Militarisierung und Abschottung
Von Matthias István KöhlerEs ist bereits einige Jahre her, dass die letzte jW-Beilage erschien, die sich mit Fragen rund um Migration beschäftigte. Das war 2016: Die sogenannte Flüchtlingskrise war in aller Munde. Hunderttausende hatten sich im Jahr zuvor insbesondere aus Syrien, aber auch aus Afghanistan oder dem Irak – Ländern, die der Westen mit seinen Kriegen und Sanktionen in Trümmerhaufen verwandelt und in unglaubliches Elend gestürzt hatte – auf den Weg in die EU und eben auch die BRD gemacht. »Solange Zehntausende Migranten im Atlantischen Ozean oder im Mittelmeer ertranken, war von Krise keine Rede«, schrieb der Kollege Arnold Schölzel damals.
Die Diskussion über »Willkommenskultur« ging seinerzeit nahtlos in die über »islamistische Gefährder« über. Ein rassistischer Wahn begann um sich zu greifen, die Zahl der Angriffe auf Asylunterkünfte nahm erheblich zu – und es wurde gemordet. 2019 erschoss der Neonazi Stephan Ernst den Kasseler Regierungspräsidenten Walter Lübcke (CDU) wegen dessen Haltung in der Flüchtlingspolitik. In Hanau starben bei einem rassistischen Anschlag 2020 neun Menschen, Ferhat Unvar, Mercedes Kierpacz, Vili Viorel Paun, Kaloyan Velkov, Fatih Saracoglu, Sedat Gürbüz, Gökhan Gültekin, Said Nesar Hashemi und Hamza Kurtovic. Von den Vertretern dieses Staates gab es ritualisiert warme Worte. Die Aufklärung über die Hintergründe wird jedoch bis heute in beiden Fällen behindert, die Verstrickung der Behörden vertuscht.

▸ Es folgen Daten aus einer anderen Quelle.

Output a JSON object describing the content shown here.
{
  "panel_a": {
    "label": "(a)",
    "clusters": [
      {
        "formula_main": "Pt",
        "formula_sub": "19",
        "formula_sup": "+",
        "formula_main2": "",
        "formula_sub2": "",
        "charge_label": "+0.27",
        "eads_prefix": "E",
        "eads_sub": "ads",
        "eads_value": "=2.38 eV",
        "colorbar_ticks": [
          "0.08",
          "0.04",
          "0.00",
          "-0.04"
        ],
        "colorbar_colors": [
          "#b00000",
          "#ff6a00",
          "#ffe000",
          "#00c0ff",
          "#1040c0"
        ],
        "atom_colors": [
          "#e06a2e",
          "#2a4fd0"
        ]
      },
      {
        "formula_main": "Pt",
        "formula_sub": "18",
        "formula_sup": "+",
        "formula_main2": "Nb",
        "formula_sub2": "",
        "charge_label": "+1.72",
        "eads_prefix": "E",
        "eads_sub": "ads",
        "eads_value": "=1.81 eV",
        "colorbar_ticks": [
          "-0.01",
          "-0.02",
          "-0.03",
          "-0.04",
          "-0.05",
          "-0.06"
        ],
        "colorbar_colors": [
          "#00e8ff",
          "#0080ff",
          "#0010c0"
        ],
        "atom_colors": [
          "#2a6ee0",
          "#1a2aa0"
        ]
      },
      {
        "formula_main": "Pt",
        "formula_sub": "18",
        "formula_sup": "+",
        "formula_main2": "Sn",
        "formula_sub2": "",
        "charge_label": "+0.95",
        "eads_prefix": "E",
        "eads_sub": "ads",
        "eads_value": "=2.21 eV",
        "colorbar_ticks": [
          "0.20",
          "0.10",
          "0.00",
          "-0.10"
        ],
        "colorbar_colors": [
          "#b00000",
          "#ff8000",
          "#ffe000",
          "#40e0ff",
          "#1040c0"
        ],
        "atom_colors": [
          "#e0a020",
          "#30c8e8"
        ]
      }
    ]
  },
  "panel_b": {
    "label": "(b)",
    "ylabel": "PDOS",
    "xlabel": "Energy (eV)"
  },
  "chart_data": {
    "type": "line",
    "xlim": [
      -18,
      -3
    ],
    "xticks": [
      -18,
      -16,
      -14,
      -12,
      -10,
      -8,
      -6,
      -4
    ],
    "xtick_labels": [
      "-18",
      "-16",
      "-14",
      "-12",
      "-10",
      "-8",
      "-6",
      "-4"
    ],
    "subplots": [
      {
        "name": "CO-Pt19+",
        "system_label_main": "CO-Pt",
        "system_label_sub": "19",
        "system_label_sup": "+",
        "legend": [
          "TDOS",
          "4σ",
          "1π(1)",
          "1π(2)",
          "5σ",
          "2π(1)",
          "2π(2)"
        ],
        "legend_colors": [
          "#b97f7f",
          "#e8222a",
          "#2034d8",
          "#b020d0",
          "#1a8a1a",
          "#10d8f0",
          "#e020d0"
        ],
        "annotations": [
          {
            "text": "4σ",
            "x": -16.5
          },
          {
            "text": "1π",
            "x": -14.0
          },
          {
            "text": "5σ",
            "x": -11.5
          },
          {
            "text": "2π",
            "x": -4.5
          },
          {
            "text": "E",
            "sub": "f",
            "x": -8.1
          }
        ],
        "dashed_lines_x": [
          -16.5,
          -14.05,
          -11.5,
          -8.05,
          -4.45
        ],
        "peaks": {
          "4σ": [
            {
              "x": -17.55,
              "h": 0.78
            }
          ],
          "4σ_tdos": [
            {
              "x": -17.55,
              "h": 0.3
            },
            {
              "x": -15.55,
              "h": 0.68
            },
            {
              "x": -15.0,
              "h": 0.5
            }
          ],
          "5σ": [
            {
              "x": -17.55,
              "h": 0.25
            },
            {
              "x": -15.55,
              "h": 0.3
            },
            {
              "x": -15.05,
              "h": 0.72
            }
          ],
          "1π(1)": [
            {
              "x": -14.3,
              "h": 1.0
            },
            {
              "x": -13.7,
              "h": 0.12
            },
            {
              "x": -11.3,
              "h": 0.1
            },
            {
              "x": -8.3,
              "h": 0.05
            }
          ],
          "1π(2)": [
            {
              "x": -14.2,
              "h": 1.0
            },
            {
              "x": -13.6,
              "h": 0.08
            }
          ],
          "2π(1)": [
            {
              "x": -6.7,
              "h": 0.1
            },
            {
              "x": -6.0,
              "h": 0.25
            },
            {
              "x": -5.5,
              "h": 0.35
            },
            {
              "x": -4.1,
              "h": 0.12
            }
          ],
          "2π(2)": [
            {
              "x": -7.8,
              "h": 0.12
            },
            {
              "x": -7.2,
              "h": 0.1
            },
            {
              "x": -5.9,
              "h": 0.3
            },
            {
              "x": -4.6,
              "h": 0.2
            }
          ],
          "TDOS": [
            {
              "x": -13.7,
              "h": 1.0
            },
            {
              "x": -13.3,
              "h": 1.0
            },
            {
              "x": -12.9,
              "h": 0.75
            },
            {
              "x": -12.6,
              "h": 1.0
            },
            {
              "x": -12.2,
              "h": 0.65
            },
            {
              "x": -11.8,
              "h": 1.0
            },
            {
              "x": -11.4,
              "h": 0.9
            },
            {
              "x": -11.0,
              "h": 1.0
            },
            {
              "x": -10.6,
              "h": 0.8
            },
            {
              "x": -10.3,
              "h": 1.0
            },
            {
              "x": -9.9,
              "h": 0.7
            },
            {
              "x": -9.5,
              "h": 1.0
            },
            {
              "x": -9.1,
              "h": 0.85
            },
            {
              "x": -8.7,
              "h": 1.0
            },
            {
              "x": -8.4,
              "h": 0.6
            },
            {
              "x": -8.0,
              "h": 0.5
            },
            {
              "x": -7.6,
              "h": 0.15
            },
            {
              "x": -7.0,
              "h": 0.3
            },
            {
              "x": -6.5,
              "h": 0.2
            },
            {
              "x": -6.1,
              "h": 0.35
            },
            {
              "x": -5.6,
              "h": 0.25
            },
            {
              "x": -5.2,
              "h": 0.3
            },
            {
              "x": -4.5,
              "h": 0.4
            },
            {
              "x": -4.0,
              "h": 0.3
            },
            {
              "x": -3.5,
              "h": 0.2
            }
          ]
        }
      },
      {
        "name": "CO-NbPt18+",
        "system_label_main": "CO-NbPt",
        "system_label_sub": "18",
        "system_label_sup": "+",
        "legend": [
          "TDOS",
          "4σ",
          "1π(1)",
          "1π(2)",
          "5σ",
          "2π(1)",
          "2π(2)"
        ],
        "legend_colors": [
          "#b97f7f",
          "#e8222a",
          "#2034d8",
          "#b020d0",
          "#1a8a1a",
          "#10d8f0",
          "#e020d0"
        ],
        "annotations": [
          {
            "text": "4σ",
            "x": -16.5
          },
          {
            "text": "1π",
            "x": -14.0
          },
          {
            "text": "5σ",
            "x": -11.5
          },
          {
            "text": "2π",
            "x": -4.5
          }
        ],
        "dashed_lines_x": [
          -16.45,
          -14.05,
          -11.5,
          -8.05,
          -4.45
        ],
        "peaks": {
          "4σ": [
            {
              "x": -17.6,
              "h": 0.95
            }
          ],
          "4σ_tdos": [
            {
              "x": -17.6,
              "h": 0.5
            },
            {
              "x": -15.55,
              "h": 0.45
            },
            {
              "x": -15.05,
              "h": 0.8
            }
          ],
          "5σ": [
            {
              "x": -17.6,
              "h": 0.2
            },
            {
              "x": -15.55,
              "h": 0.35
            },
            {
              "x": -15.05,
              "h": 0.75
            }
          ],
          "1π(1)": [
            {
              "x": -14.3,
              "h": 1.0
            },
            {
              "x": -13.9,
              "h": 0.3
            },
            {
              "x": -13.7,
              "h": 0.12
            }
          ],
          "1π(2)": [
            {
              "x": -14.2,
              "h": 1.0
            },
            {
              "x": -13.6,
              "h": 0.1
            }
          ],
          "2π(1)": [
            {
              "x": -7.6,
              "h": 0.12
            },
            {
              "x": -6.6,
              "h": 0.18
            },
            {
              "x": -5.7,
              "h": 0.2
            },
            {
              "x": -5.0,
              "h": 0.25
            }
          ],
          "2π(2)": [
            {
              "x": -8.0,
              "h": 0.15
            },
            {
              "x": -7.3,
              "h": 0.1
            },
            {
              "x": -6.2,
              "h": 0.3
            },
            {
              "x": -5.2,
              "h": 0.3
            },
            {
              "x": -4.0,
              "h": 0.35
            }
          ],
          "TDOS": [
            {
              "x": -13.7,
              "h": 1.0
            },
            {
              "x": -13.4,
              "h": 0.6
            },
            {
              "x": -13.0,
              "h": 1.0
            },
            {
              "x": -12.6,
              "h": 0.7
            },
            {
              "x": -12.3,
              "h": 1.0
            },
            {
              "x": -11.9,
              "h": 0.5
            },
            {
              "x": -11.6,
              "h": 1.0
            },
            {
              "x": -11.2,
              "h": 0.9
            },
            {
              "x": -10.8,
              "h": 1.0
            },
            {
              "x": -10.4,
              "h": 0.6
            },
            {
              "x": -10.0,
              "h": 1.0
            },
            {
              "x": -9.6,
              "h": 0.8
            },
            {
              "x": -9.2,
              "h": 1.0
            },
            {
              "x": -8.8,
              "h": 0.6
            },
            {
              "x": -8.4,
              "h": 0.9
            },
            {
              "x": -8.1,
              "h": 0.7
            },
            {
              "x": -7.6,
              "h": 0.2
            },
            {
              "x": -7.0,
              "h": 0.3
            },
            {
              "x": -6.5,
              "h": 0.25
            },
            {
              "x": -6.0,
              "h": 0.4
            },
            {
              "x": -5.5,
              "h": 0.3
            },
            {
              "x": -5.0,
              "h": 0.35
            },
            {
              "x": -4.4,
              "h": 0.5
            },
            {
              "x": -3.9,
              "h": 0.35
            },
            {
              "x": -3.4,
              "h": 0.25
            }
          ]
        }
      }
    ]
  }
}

Menschlicher geht es in dieser Weltgegend also seit Veröffentlichung der letzten Beilage nicht zu. Im Gegenteil: Die EU hat im Gefolge der USA ihren Kurs globaler Konfrontation zur Wahrung imperialer Dominanz verschärft. Das schlägt sich im Umgang mit Geflüchteten nieder. Abschottung und Drangsalierung von Schutzsuchenden: Das EU-Grenzregime »funktioniert«.
Hansgeorg Hermann berichtet über die Situation von Asylsuchenden in den Lagern auf den griechischen Inseln und wie aus Menschen, die vor Krieg und Hunger fliehen, Verbrecher gemacht werden. Militarisierung und Überwachung: Die EU-»Grenzschutzagentur« ist Krisengewinnerin. Matthias Monroy schreibt in seinem Beitrag über den Aufstieg von Frontex. Und was hat es eigentlich mit der »Bekämpfung von Fluchtursachen« auf sich? Ina Sembdner wirft in einer Buchrezension einen Blick auf die Maßnahmen der EU in ihrer »Zusammenarbeit« mit den Staaten Afrikas. Wie diese das aus der Kolonialzeit stammende Machtverhältnis reproduzieren, ist Thema ihres Artikels.
Der globale Norden zerstört mit seiner Art, Reichtum zu schaffen, diesen Planeten. Unterschiedliche Bewegungen haben dies in den vergangenen Jahren einer breiten Öffentlichkeit ins Bewusstsein gerufen. In den kommenden Jahrzehnten werden laut verschiedenen Prognosen Hunderte Millionen Menschen in Afrika und Asien gezwungen sein zu fliehen, weil der menschengemachte Klimawandel ihnen ihre Lebensgrundlage raubt. Jakob Reimann stellt Klimaflüchtlinge in den Mittelpunkt seines Artikels.
Dabei gehören Migration und Kapitalismus zusammen. Über dieses Verhältnis haben sich schon Klassiker wie Karl Marx, Rosa Luxemburg und Wladimir Iljitsch Lenin den Kopf zerbrochen. Daniel Bratanovic geht noch einmal zurück an die historischen Anfänge der Herrschaft der kapitalistischen Produktionsweise, analysiert die Mechanismen der »Proletarisierungsmaschine« – und zeigt, wie sie bis in die Gegenwart wirken.
Die Bilder dieser Beilage wurden 2021 an der Grenze zwischen Mexiko und den USA gemacht. Sie zeigen Flüchtlinge, die versuchen, bei Nacht über den Fluss Río Grande in den Bundesstaat Texas zu gelangen.